Wiki copays - How much do

Depends on the benefits, if you are contracted and which CPT code you will be billing. If your contracted with the primary you need to find out what the allowed amount for the CPT code your doctor normally bills and you can collect however much is of that allowed amount is remaining on the deductible. If the primary insurance has met their deductible then you only have to worry about the secondary insurance.

On the secondary you collect based on benefits again. You would need to figure out what percentage of the the primary insurance they will pay. then calculate it off of what CPT code you bill and the allowed amount are. Whatever percentage of the allowed amount that the 2ndary wont cover thats what you collect.
 
Primary ins has $35 copay, secondary has $15. How much do we collect?

It also depends on the allowables - you have to honor both. For example, say you charge $75 for something: Primary allows $65, applies $35 to copay, and makes a payment of $30. But, Secondary only allows $30 for the same charge (we see stuff like this a lot, when the patient has Medicaid secondary - TX Medicaid's reimbursement sucks...). Dependiing on how benefits are coordinated, the secondary EOB may or may not reflect the primary payment - regardless, since primary paid $30, and that's all that's allowed by secondary, you'd write the remainder off, as a contractual adjustment. The patient wouldn't pay anything...That's just an example, though.
 
Hi you wouldn't collectco-pay patient has 2 insurances.

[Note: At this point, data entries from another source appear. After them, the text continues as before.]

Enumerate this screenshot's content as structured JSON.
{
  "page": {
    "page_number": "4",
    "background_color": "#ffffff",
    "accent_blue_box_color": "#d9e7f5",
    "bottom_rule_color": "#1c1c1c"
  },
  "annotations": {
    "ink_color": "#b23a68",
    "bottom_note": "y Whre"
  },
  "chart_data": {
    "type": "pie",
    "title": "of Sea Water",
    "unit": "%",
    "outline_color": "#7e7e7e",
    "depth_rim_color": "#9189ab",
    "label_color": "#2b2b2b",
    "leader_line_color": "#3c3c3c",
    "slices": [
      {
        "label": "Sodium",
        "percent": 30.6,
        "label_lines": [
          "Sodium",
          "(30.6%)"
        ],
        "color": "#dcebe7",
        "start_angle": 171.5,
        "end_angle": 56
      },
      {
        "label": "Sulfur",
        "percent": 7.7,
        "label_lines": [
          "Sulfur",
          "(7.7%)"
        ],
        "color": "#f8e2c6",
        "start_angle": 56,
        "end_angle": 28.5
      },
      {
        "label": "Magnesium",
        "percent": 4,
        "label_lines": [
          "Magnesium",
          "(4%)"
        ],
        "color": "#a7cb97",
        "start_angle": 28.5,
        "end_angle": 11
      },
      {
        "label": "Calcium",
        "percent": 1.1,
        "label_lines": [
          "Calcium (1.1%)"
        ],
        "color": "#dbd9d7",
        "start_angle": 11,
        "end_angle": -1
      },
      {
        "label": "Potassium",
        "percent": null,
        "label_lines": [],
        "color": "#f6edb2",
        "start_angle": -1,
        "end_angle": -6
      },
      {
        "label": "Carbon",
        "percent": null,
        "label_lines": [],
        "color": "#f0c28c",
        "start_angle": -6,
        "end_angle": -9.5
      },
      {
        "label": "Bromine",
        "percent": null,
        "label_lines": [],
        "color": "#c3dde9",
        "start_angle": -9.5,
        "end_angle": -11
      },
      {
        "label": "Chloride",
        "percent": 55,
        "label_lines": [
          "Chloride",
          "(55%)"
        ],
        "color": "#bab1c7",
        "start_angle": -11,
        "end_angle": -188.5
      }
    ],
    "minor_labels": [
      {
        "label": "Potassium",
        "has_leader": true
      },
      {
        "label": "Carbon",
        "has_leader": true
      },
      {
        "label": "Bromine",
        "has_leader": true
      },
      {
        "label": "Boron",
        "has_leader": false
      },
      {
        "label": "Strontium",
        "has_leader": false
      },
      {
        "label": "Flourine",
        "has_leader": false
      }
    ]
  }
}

Doubtful. As the other posts have noted, it depends on several factors:
If both payers allow the charge applied to copay, how much each payer allows, and how much each payer pays.

If anything, you might collect the secondary copayment amount, but the best bet, is to wait until the claim processes by both, and bill the patient any outstanding amount, when they're double-covered. If you don't honor both plans' allowables, you'll be violating one of your contracts.
 
Copayments

If the secondary payer is a federal plan (ie. Medicare, Medicaid, etc.) then I would not collect anything until after both payers have sent you the EOPs (EOBs.)

If the secondary payer is commercial (Aetna, BCBS, Cigna, UHC, etc) then I would collect the $15 copay if the practice wanted us to taken some kind of payment from the patient in the practice's policy on the day of the visit. But our practice policy is that if they patient has dual coverage we do not take anything from the patient until both payers have processed the claims and we have recieved the EOBs showing patient responsibility. Then we bill the patient if they owe anything.

If they are lucky enough to have a 100% allowable coordination plan then the seconday will pay the patient responsiblity from the primary plan. If they have the "other coordination plan" (was at one time called maintenance of benefits), that has changed names more than I can keep up with, then they will be responsible for at least the $15 copay.